STRUM: AI turns any song into playable Guitar Hero charts
Open-source pipeline converts raw audio into Clone Hero charts for all instruments.
STRUM (Spectral Transcription and Rhythm Understanding Model) is a groundbreaking open-source pipeline that turns any raw audio recording into fully playable rhythm-game charts for drums, guitar, bass, vocals, and keys — no metadata or manual annotation required. Developed by Joshua Opria and built for the Clone Hero and YARG communities, it combines a two-stage CRNN onset detector with a six-model ensemble for drums, neural onset detectors plus monophonic pitch tracking for guitar/bass, word-aligned ASR for vocals, and spectral keyboard detection for keys. The system was evaluated on a carefully curated 30-song benchmark screened for audio quality.

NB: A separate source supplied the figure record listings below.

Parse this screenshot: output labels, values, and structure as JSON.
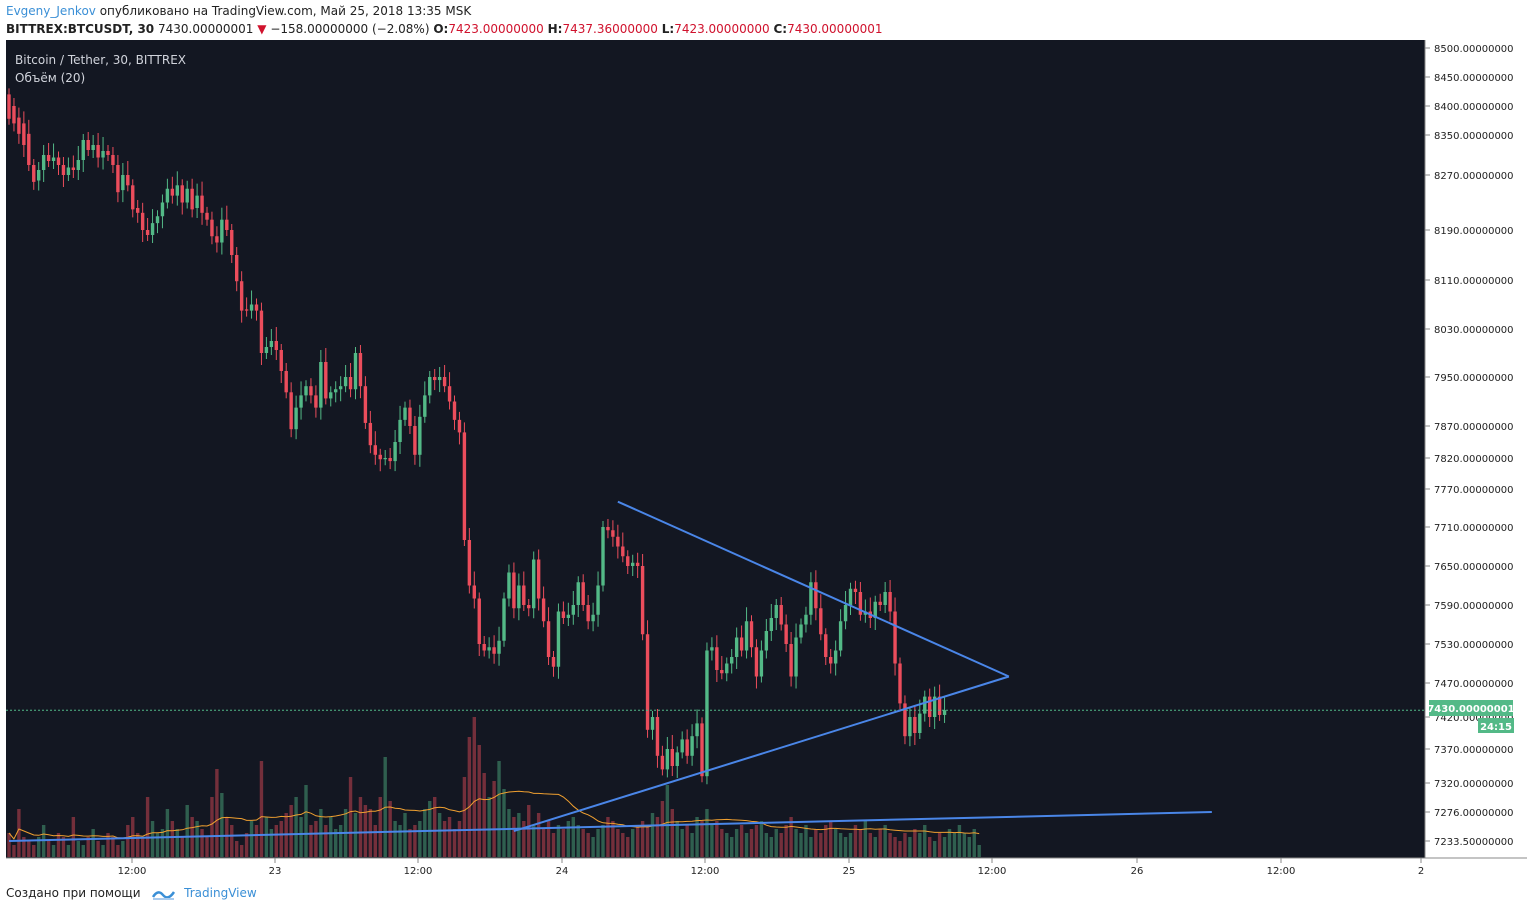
{
  "header": {
    "user": "Evgeny_Jenkov",
    "published": "опубликовано на TradingView.com, Май 25, 2018 13:35 MSK",
    "symbol": "BITTREX:BTCUSDT, 30",
    "last": "7430.00000001",
    "change": "−158.00000000 (−2.08%)",
    "o_label": "O:",
    "o_value": "7423.00000000",
    "h_label": "H:",
    "h_value": "7437.36000000",
    "l_label": "L:",
    "l_value": "7423.00000000",
    "c_label": "C:",
    "c_value": "7430.00000001"
  },
  "legend": {
    "title": "Bitcoin / Tether, 30, BITTREX",
    "volume": "Объём (20)"
  },
  "price_badge": "7430.00000001",
  "countdown": "24:15",
  "footer": {
    "created": "Создано при помощи",
    "brand": "TradingView"
  },
  "colors": {
    "background": "#131722",
    "up": "#53b987",
    "down": "#eb4d5c",
    "trendline": "#4a86e8",
    "volume_ma": "#f0a030",
    "price_line": "#53b987"
  },
  "chart_data": {
    "type": "candlestick",
    "y_axis_ticks": [
      "8500.00000000",
      "8450.00000000",
      "8400.00000000",
      "8350.00000000",
      "8270.00000000",
      "8190.00000000",
      "8110.00000000",
      "8030.00000000",
      "7950.00000000",
      "7870.00000000",
      "7820.00000000",
      "7770.00000000",
      "7710.00000000",
      "7650.00000000",
      "7590.00000000",
      "7530.00000000",
      "7470.00000000",
      "7420.00000000",
      "7370.00000000",
      "7320.00000000",
      "7276.00000000",
      "7233.50000000"
    ],
    "x_axis_ticks": [
      "12:00",
      "23",
      "12:00",
      "24",
      "12:00",
      "25",
      "12:00",
      "26",
      "12:00",
      "2"
    ],
    "last_price": 7430.00000001,
    "candles": [
      {
        "o": 8420,
        "c": 8378
      },
      {
        "o": 8400,
        "c": 8370
      },
      {
        "o": 8380,
        "c": 8352
      },
      {
        "o": 8370,
        "c": 8330
      },
      {
        "o": 8352,
        "c": 8290
      },
      {
        "o": 8290,
        "c": 8260
      },
      {
        "o": 8262,
        "c": 8280
      },
      {
        "o": 8280,
        "c": 8310
      },
      {
        "o": 8310,
        "c": 8298
      },
      {
        "o": 8298,
        "c": 8305
      },
      {
        "o": 8305,
        "c": 8290
      },
      {
        "o": 8290,
        "c": 8270
      },
      {
        "o": 8270,
        "c": 8285
      },
      {
        "o": 8285,
        "c": 8280
      },
      {
        "o": 8280,
        "c": 8300
      },
      {
        "o": 8300,
        "c": 8340
      },
      {
        "o": 8340,
        "c": 8320
      },
      {
        "o": 8320,
        "c": 8330
      },
      {
        "o": 8330,
        "c": 8305
      },
      {
        "o": 8305,
        "c": 8318
      },
      {
        "o": 8318,
        "c": 8310
      },
      {
        "o": 8310,
        "c": 8290
      },
      {
        "o": 8290,
        "c": 8245
      },
      {
        "o": 8248,
        "c": 8270
      },
      {
        "o": 8270,
        "c": 8255
      },
      {
        "o": 8255,
        "c": 8220
      },
      {
        "o": 8222,
        "c": 8215
      },
      {
        "o": 8215,
        "c": 8190
      },
      {
        "o": 8190,
        "c": 8182
      },
      {
        "o": 8182,
        "c": 8200
      },
      {
        "o": 8200,
        "c": 8210
      },
      {
        "o": 8210,
        "c": 8230
      },
      {
        "o": 8230,
        "c": 8250
      },
      {
        "o": 8250,
        "c": 8240
      },
      {
        "o": 8240,
        "c": 8255
      },
      {
        "o": 8255,
        "c": 8230
      },
      {
        "o": 8230,
        "c": 8250
      },
      {
        "o": 8250,
        "c": 8220
      },
      {
        "o": 8222,
        "c": 8240
      },
      {
        "o": 8240,
        "c": 8215
      },
      {
        "o": 8215,
        "c": 8205
      },
      {
        "o": 8205,
        "c": 8180
      },
      {
        "o": 8180,
        "c": 8170
      },
      {
        "o": 8170,
        "c": 8205
      },
      {
        "o": 8205,
        "c": 8190
      },
      {
        "o": 8190,
        "c": 8150
      },
      {
        "o": 8150,
        "c": 8108
      },
      {
        "o": 8108,
        "c": 8060
      },
      {
        "o": 8062,
        "c": 8060
      },
      {
        "o": 8060,
        "c": 8070
      },
      {
        "o": 8070,
        "c": 8060
      },
      {
        "o": 8060,
        "c": 7990
      },
      {
        "o": 7990,
        "c": 8000
      },
      {
        "o": 8000,
        "c": 8010
      },
      {
        "o": 8010,
        "c": 7995
      },
      {
        "o": 7995,
        "c": 7960
      },
      {
        "o": 7960,
        "c": 7925
      },
      {
        "o": 7925,
        "c": 7865
      },
      {
        "o": 7865,
        "c": 7900
      },
      {
        "o": 7900,
        "c": 7920
      },
      {
        "o": 7920,
        "c": 7935
      },
      {
        "o": 7935,
        "c": 7920
      },
      {
        "o": 7920,
        "c": 7900
      },
      {
        "o": 7900,
        "c": 7975
      },
      {
        "o": 7975,
        "c": 7915
      },
      {
        "o": 7915,
        "c": 7925
      },
      {
        "o": 7925,
        "c": 7930
      },
      {
        "o": 7930,
        "c": 7935
      },
      {
        "o": 7935,
        "c": 7950
      },
      {
        "o": 7950,
        "c": 7930
      },
      {
        "o": 7930,
        "c": 7990
      },
      {
        "o": 7990,
        "c": 7935
      },
      {
        "o": 7935,
        "c": 7875
      },
      {
        "o": 7875,
        "c": 7840
      },
      {
        "o": 7840,
        "c": 7825
      },
      {
        "o": 7825,
        "c": 7818
      },
      {
        "o": 7818,
        "c": 7820
      },
      {
        "o": 7820,
        "c": 7815
      },
      {
        "o": 7815,
        "c": 7845
      },
      {
        "o": 7845,
        "c": 7880
      },
      {
        "o": 7880,
        "c": 7900
      },
      {
        "o": 7900,
        "c": 7870
      },
      {
        "o": 7870,
        "c": 7825
      },
      {
        "o": 7825,
        "c": 7885
      },
      {
        "o": 7885,
        "c": 7920
      },
      {
        "o": 7920,
        "c": 7950
      },
      {
        "o": 7950,
        "c": 7945
      },
      {
        "o": 7945,
        "c": 7950
      },
      {
        "o": 7950,
        "c": 7935
      },
      {
        "o": 7935,
        "c": 7910
      },
      {
        "o": 7910,
        "c": 7880
      },
      {
        "o": 7880,
        "c": 7860
      },
      {
        "o": 7860,
        "c": 7690
      },
      {
        "o": 7690,
        "c": 7620
      },
      {
        "o": 7620,
        "c": 7600
      },
      {
        "o": 7600,
        "c": 7530
      },
      {
        "o": 7530,
        "c": 7520
      },
      {
        "o": 7520,
        "c": 7525
      },
      {
        "o": 7525,
        "c": 7515
      },
      {
        "o": 7515,
        "c": 7535
      },
      {
        "o": 7535,
        "c": 7600
      },
      {
        "o": 7600,
        "c": 7640
      },
      {
        "o": 7640,
        "c": 7585
      },
      {
        "o": 7585,
        "c": 7620
      },
      {
        "o": 7620,
        "c": 7590
      },
      {
        "o": 7590,
        "c": 7585
      },
      {
        "o": 7585,
        "c": 7660
      },
      {
        "o": 7660,
        "c": 7600
      },
      {
        "o": 7600,
        "c": 7565
      },
      {
        "o": 7565,
        "c": 7510
      },
      {
        "o": 7510,
        "c": 7495
      },
      {
        "o": 7495,
        "c": 7580
      },
      {
        "o": 7580,
        "c": 7570
      },
      {
        "o": 7570,
        "c": 7575
      },
      {
        "o": 7575,
        "c": 7590
      },
      {
        "o": 7590,
        "c": 7625
      },
      {
        "o": 7625,
        "c": 7590
      },
      {
        "o": 7590,
        "c": 7565
      },
      {
        "o": 7565,
        "c": 7575
      },
      {
        "o": 7575,
        "c": 7620
      },
      {
        "o": 7620,
        "c": 7710
      },
      {
        "o": 7710,
        "c": 7705
      },
      {
        "o": 7705,
        "c": 7695
      },
      {
        "o": 7695,
        "c": 7680
      },
      {
        "o": 7680,
        "c": 7665
      },
      {
        "o": 7665,
        "c": 7650
      },
      {
        "o": 7650,
        "c": 7655
      },
      {
        "o": 7655,
        "c": 7650
      },
      {
        "o": 7650,
        "c": 7545
      },
      {
        "o": 7545,
        "c": 7400
      },
      {
        "o": 7400,
        "c": 7420
      },
      {
        "o": 7420,
        "c": 7360
      },
      {
        "o": 7360,
        "c": 7340
      },
      {
        "o": 7340,
        "c": 7370
      },
      {
        "o": 7370,
        "c": 7345
      },
      {
        "o": 7345,
        "c": 7365
      },
      {
        "o": 7365,
        "c": 7385
      },
      {
        "o": 7385,
        "c": 7360
      },
      {
        "o": 7360,
        "c": 7390
      },
      {
        "o": 7390,
        "c": 7410
      },
      {
        "o": 7410,
        "c": 7330
      },
      {
        "o": 7330,
        "c": 7520
      },
      {
        "o": 7520,
        "c": 7525
      },
      {
        "o": 7525,
        "c": 7490
      },
      {
        "o": 7490,
        "c": 7485
      },
      {
        "o": 7485,
        "c": 7500
      },
      {
        "o": 7500,
        "c": 7510
      },
      {
        "o": 7510,
        "c": 7540
      },
      {
        "o": 7540,
        "c": 7520
      },
      {
        "o": 7520,
        "c": 7565
      },
      {
        "o": 7565,
        "c": 7525
      },
      {
        "o": 7525,
        "c": 7480
      },
      {
        "o": 7480,
        "c": 7520
      },
      {
        "o": 7520,
        "c": 7550
      },
      {
        "o": 7550,
        "c": 7570
      },
      {
        "o": 7570,
        "c": 7590
      },
      {
        "o": 7590,
        "c": 7560
      },
      {
        "o": 7560,
        "c": 7530
      },
      {
        "o": 7530,
        "c": 7480
      },
      {
        "o": 7480,
        "c": 7540
      },
      {
        "o": 7540,
        "c": 7560
      },
      {
        "o": 7560,
        "c": 7575
      },
      {
        "o": 7575,
        "c": 7625
      },
      {
        "o": 7625,
        "c": 7585
      },
      {
        "o": 7585,
        "c": 7545
      },
      {
        "o": 7545,
        "c": 7510
      },
      {
        "o": 7510,
        "c": 7500
      },
      {
        "o": 7500,
        "c": 7520
      },
      {
        "o": 7520,
        "c": 7565
      },
      {
        "o": 7565,
        "c": 7590
      },
      {
        "o": 7590,
        "c": 7615
      },
      {
        "o": 7615,
        "c": 7610
      },
      {
        "o": 7610,
        "c": 7575
      },
      {
        "o": 7575,
        "c": 7580
      },
      {
        "o": 7580,
        "c": 7570
      },
      {
        "o": 7570,
        "c": 7595
      },
      {
        "o": 7595,
        "c": 7590
      },
      {
        "o": 7590,
        "c": 7610
      },
      {
        "o": 7610,
        "c": 7580
      },
      {
        "o": 7580,
        "c": 7500
      },
      {
        "o": 7500,
        "c": 7440
      },
      {
        "o": 7440,
        "c": 7390
      },
      {
        "o": 7390,
        "c": 7420
      },
      {
        "o": 7420,
        "c": 7395
      },
      {
        "o": 7395,
        "c": 7425
      },
      {
        "o": 7425,
        "c": 7450
      },
      {
        "o": 7450,
        "c": 7420
      },
      {
        "o": 7420,
        "c": 7450
      },
      {
        "o": 7450,
        "c": 7423
      },
      {
        "o": 7423,
        "c": 7430
      }
    ],
    "volume": [
      12,
      6,
      24,
      10,
      8,
      6,
      10,
      16,
      8,
      6,
      12,
      10,
      6,
      20,
      8,
      6,
      10,
      14,
      8,
      6,
      12,
      10,
      6,
      8,
      16,
      20,
      12,
      10,
      30,
      18,
      12,
      14,
      24,
      18,
      14,
      10,
      26,
      20,
      18,
      14,
      10,
      30,
      44,
      32,
      20,
      16,
      8,
      6,
      12,
      18,
      16,
      48,
      20,
      14,
      16,
      18,
      22,
      26,
      30,
      20,
      36,
      16,
      18,
      24,
      16,
      20,
      14,
      16,
      24,
      40,
      22,
      30,
      26,
      24,
      16,
      30,
      50,
      28,
      18,
      16,
      22,
      14,
      16,
      18,
      24,
      28,
      30,
      22,
      18,
      20,
      14,
      18,
      40,
      60,
      70,
      56,
      42,
      30,
      38,
      48,
      34,
      24,
      20,
      22,
      18,
      26,
      16,
      22,
      14,
      18,
      12,
      16,
      14,
      18,
      20,
      16,
      14,
      12,
      10,
      14,
      16,
      20,
      18,
      14,
      12,
      10,
      14,
      16,
      18,
      16,
      22,
      20,
      28,
      36,
      24,
      18,
      14,
      16,
      12,
      20,
      18,
      24,
      16,
      18,
      14,
      12,
      10,
      14,
      16,
      12,
      14,
      16,
      18,
      12,
      10,
      14,
      12,
      16,
      20,
      14,
      12,
      16,
      10,
      14,
      12,
      16,
      18,
      14,
      12,
      10,
      12,
      16,
      14,
      18,
      12,
      10,
      14,
      16,
      12,
      10,
      8,
      12,
      10,
      14,
      12,
      16,
      10,
      8,
      12,
      10,
      14,
      12,
      16,
      12,
      10,
      14,
      6
    ],
    "trendlines": [
      {
        "name": "upper",
        "from": [
          123,
          7750
        ],
        "to": [
          202,
          7480
        ]
      },
      {
        "name": "lower",
        "from": [
          102,
          7248
        ],
        "to": [
          202,
          7480
        ]
      },
      {
        "name": "support",
        "from": [
          0,
          7233.5
        ],
        "to": [
          243,
          7276
        ]
      }
    ]
  }
}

Results show strong performance: drums onset F1=0.838, bass F1=0.694, guitar F1=0.651, and vocals F1=0.539 at a ±100ms tolerance with per-song global offset optimization. The paper also includes a thorough ablation study of seven drum-pipeline components using paired Wilcoxon tests, a timing distribution analysis of community charts, and a per-class confusion matrix for drums. By releasing code, model weights, and the full benchmark manifest, STRUM democratizes chart creation — letting anyone turn any song into a playable rhythm-game experience without manual transcription.
- STRUM converts raw audio into Clone Hero/YARG charts for drums, guitar, bass, vocals, and keys using a multi-stage hybrid pipeline.
- Benchmark results: drums F1=0.838, bass F1=0.694, guitar F1=0.651 at ±100ms tolerance with per-song global offset search.
- Full open-source release: code, model weights, and a 30-song benchmark manifest are available on GitHub.
Why It Matters
Opens up infinite song libraries for rhythm games without manual charting, empowering musicians and gamers alike.